"While we try to teach our children all about life, our children teach us what life is all about." -- A. Schwindt

"We must teach our children to dream with their eyes open."
Harry Edwards

"Making the decision to have a child - it's momentous. It is to decide forever to have your heart go walking outside your body."
Elizabeth Stone

"The child must know that he is a miracle, that since the beginning of the world there hasn't been, and until the end of the world there will not be, another child like him."
Pablo Casals

"God created boys full of spirit and fun. To explore and conquer, to romp and run."

Friday, March 20, 2009

37 weeks! I'm full-term today!

Yes, it's at that point...so close, yet so far away AND SOOOOO ready to be done with it all. I'm so glad to be at that "magic marker" of 37 weeks. I'm full-term and Jax can come at any time! Boy, do I hope he does! I've been increasingly uncomfortable this week and I don't know if it's just physical stress from being very pregnant or also emotionally stressed with all the upheaval this week. Aaron lost his job on Monday because of the company's financial troubles essentially leading them into bankruptcy and now, on top of that, Jayden is sick...AGAIN! Poor kid deserves a break! I mean, he just got over having TWO ear infections AND a mild case of pneumonia that had to be treated with antibiotics. He's a tough kid and is in the best spirits possible, but the last two nights he's woken up crying inconsolably in sheer agony. The look on his face makes me want to cry! That look of total desperation from feeling so horribly miserable that you just don't know what to do...

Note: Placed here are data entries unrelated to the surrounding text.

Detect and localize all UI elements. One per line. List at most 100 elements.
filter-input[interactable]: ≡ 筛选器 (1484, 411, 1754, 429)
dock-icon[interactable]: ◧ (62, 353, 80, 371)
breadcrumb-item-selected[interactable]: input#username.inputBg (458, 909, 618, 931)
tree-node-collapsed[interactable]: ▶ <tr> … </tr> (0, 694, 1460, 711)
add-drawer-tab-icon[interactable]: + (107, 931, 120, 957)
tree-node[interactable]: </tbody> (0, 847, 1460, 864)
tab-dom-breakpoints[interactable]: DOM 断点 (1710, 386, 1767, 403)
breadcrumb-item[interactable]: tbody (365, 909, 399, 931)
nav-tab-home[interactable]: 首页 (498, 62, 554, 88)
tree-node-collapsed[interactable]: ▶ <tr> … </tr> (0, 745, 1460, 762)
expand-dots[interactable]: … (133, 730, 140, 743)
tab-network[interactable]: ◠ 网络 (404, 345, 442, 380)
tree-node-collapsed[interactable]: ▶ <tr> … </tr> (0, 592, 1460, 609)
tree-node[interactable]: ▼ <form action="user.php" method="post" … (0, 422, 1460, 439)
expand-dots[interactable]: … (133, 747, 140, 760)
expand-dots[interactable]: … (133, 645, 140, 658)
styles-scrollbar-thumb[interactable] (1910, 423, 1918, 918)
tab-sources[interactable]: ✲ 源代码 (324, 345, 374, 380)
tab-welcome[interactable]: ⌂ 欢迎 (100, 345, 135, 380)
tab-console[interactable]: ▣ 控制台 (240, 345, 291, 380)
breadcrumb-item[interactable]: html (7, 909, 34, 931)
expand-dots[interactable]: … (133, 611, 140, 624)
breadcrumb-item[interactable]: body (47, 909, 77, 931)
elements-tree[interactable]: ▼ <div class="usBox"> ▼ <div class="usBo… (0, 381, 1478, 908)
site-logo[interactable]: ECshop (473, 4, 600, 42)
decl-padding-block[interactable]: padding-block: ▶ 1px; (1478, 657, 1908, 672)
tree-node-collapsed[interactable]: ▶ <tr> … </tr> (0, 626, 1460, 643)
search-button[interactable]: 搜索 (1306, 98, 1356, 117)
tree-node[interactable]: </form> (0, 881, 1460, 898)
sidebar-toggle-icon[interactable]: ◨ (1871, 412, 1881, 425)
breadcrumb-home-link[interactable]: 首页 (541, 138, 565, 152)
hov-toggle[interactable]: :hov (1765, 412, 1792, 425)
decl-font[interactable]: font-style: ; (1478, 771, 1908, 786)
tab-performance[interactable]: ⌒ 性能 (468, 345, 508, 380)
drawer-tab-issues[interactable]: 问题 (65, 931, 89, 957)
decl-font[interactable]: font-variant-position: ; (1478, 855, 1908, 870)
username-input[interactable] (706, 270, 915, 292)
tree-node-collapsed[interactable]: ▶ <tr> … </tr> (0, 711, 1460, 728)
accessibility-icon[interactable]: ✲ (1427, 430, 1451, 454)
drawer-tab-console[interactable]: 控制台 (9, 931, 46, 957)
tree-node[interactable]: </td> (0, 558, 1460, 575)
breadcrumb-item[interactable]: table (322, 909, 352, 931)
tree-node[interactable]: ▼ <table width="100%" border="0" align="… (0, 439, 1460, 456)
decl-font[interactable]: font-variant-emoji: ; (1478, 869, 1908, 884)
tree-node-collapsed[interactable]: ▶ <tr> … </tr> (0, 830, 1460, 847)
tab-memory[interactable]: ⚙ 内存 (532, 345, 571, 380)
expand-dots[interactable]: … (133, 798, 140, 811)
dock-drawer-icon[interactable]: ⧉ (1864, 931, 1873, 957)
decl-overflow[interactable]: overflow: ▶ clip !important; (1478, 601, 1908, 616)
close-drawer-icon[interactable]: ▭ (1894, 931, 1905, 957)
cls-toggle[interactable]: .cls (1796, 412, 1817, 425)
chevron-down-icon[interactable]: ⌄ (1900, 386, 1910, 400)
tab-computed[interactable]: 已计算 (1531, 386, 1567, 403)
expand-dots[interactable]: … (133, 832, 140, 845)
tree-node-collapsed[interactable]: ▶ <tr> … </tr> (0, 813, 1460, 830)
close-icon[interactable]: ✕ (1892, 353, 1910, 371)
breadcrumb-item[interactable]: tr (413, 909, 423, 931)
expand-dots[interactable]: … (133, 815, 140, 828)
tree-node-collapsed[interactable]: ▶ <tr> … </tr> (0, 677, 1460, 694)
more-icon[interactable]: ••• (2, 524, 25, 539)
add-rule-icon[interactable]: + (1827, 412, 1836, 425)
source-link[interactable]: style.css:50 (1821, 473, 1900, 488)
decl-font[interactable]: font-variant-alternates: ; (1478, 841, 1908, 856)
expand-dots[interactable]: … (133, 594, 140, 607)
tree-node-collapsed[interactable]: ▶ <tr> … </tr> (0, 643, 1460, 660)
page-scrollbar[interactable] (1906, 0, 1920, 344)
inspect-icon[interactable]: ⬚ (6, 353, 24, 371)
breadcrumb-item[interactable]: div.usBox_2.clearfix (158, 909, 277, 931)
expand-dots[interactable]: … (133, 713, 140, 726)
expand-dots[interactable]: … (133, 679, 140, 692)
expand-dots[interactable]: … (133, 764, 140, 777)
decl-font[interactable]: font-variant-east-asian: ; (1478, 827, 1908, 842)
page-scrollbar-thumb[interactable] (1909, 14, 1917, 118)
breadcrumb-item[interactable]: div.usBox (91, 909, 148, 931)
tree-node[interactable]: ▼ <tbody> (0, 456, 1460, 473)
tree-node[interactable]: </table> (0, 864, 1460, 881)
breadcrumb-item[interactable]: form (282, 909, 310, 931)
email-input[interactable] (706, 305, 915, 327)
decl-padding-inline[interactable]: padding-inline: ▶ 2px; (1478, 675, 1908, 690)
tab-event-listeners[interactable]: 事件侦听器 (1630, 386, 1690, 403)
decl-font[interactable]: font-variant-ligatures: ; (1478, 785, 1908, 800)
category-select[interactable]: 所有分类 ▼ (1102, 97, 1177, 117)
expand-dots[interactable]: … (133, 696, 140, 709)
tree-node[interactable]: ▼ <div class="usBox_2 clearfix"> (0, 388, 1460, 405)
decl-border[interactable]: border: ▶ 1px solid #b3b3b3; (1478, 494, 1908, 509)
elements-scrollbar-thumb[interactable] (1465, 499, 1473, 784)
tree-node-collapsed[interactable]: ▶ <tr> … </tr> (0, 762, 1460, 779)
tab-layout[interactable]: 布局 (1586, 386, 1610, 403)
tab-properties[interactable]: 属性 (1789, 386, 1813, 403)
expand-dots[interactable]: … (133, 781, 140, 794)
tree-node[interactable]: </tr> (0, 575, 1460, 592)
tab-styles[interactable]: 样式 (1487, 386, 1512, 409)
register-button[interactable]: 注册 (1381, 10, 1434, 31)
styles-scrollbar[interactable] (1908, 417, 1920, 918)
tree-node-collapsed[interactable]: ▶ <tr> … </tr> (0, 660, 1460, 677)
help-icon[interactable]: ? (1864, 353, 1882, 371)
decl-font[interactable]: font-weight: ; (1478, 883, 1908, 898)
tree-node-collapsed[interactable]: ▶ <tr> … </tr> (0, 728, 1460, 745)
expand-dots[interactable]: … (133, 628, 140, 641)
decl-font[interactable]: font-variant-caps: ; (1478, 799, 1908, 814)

Anyway, it's been a lack of sleep for all of us the past two days and Jayden has been battling a fever, runny nose, cough, sore throat (he's so hoarse he can barely talk!), and he's been so lethargic. All he wants to do is cuddle and sleep. Getting him to eat is becoming harder, AND he doesn't seem to want liquids as much as I'd like to see him drink. Having this stress knowing that this cold is going to make it's way through our household and I'm 2-3 weeks from giving birth makes me uneasy. Last thing I want is to deal with a sick kid, sick husband, and/or a sick pregnant woman going through labor. Yeah...not fun.

BOTTOM LINE: Dude, if you are a parent and you KNOW darn well your kid is sick... don't pawn him/her off on your daycare provider where they will not get the special attention they will need because of being sick due to there being other kids to watch, where they will not be in an environment that supports them getting healthy quicker, AND where you can subject other people's kids (like MINE!) to coming down with the same crap!!! Aaron has been home with him the last 2 days caring for him while I work so that he's not miserable at daycare and infecting everyone else in the process. I realize it happens all the time, but it sucks.

Anywho, I've just been physically done with this pregnancy too. I'm all baby belly so Jax feels like he's EVERYWHERE! And he's smaller than Jayden was! I feel butts and feet in my ribs, and then I get his head on my cervix. I feel like it's a lose-lose situation. I'm just uncomfortable. My pubic bone feels like it's splitting in half along with my butt-crack and my tailbone is all wonky! I went to the chiropractor yesterday and was in such agony I couldn't even get off the massage table! My chiro took one look at me and could tell something was wrong. I couldn't even move. Needless to say that because my pelvis is widening for baby (which IS a good thing!) that my sacral iliac joints are taking on all the pressure and that's why my lower back and tailbone are hurting so bad. They are inflammed and irritated, so now I need to ice my back as much as possible. He said I've been lucky to make it this far with minimal pain, but I feel like poo. I'm so ready to have this baby here and have my body back to a manageable state. It all just hit me this week. Tired, achy, crampy, sore... blech. AND, despite eating crap food (per doc's orders) to try to get Jax to gain weight, I still haven't gained anything. I lost a pound last week then gained it back this week, so still at ground zero. I've gained 19 pounds to date with 3 weeks or less to go.

I have my 37 week checkup today where I was told to be expected to be at the doctor's office for 2 hours. I have a non-stress test, an ultrasound, and my OB appointment (complete with cervical check). I'm hoping they can see if Jax is gaining any weight and to find out if I've made any cervical changes since last week. I've been having Braxton Hicks every day, 2-3 minutes apart, for hours at a time and the last 2 days they've been really intense and starting to wrap around into my back... I know it all translates to pretty much nothing, but I know that I'd feel much better knowing that my body and baby are making some progress through all my miserable-ness. :)

On a GOOD note (yes I CAN be positive!), my baby/diaper shower is on Sunday and I'm looking forward to seeing all my family and friends. It should be a good time. I get to go out for a pedicure tomorrow with my mom and aunt (my mom's treat...THANK YOU SOOO MUCH MOM!) and I cannot wait to have my feet massaged! So, at least all my stress is accumulating into a good weekend... I get to have pizza and cake on top of it all too!

Well, I should get back to work considering I only have 3.5 hours left before I have to leave for my appointment and I have mail and meeting minutes calling my name. TGIF!!!